The approach is to find the minimum divisor from 1 to the maximum element of the input array. We keep on selecting the divisor until we get the result.

**Approach :**

- First, find the maximum element from the given array, say ‘mx’.
- Declare a variable ‘sum’ which will store the sum of the modified array.
- Now iterate from 1 to ‘mx’ with the help of the iterator pointer ‘i’.
- Make ‘sum’ = 0 in every iteration of ‘i’.
- Make an iteration to iterate through the array ‘arr’ with an iterator pointer ‘j’ from 0 to the size of the 'N’.
- Modify every element of ‘arr’ by dividing element by ‘i’ and taking the ceil value from it and storing the values in 'modifiedValue'.
- Store the sum of the modified elements.

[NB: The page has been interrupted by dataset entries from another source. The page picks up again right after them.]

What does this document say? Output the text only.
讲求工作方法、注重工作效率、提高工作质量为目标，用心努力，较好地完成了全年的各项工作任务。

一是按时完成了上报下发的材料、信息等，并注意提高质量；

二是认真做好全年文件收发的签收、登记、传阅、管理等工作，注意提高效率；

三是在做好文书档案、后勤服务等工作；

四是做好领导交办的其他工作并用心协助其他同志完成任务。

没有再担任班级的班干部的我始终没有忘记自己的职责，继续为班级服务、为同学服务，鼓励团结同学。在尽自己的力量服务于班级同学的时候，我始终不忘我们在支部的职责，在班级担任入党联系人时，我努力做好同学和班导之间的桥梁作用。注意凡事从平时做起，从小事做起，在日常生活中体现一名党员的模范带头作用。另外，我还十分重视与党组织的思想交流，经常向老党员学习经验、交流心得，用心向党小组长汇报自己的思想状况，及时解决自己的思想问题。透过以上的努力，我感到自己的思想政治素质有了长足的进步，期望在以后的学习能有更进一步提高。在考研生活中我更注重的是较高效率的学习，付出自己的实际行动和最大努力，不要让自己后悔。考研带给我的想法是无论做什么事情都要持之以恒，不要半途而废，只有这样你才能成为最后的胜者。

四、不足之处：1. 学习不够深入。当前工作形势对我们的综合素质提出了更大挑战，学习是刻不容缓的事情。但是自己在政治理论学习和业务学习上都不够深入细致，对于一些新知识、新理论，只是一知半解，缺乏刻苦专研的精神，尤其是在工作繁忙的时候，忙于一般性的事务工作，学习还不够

- If the ‘sum’ is smaller than or equal to the given integer ‘limit’ then break the iteration.

- Return ‘i’ to the function.

Approach 2

The idea is to optimize the search space which is from 1 to 10 ^ 6 by using the binary search technique. Calculate the mid for every search space and accordingly adjust the high and low values.

**Approach :**

- First, calculate the maximum element from the array and store it in a variable, say ‘maxDiv’.
- Initialize the variable ‘minDiv’ to 1, ‘sum’ to 0, and ‘divisor’ to -1.
- Iterate while ‘minDiv’ < ‘maxDiv’.
- Calculate the middle value of ‘minDiv’ and ‘maxDiv’ and store it in a variable, say ‘mid’.
- Make ‘sum’ to 0 for every iteration.
- Make an iteration to iterate over the given array.
- Store the sum of the values of the given array modified as ceil of (arr[i] / mid).

- If the ‘sum’ is found to be greater than the ‘limit’, then make ‘minDiv’ to ‘mid’ + 1.
- Else make ‘maxDiv’ to ‘mid’ - 1 and store the value of ‘mid’ in ‘divisor’.

- Return ‘divisor’ to the given function.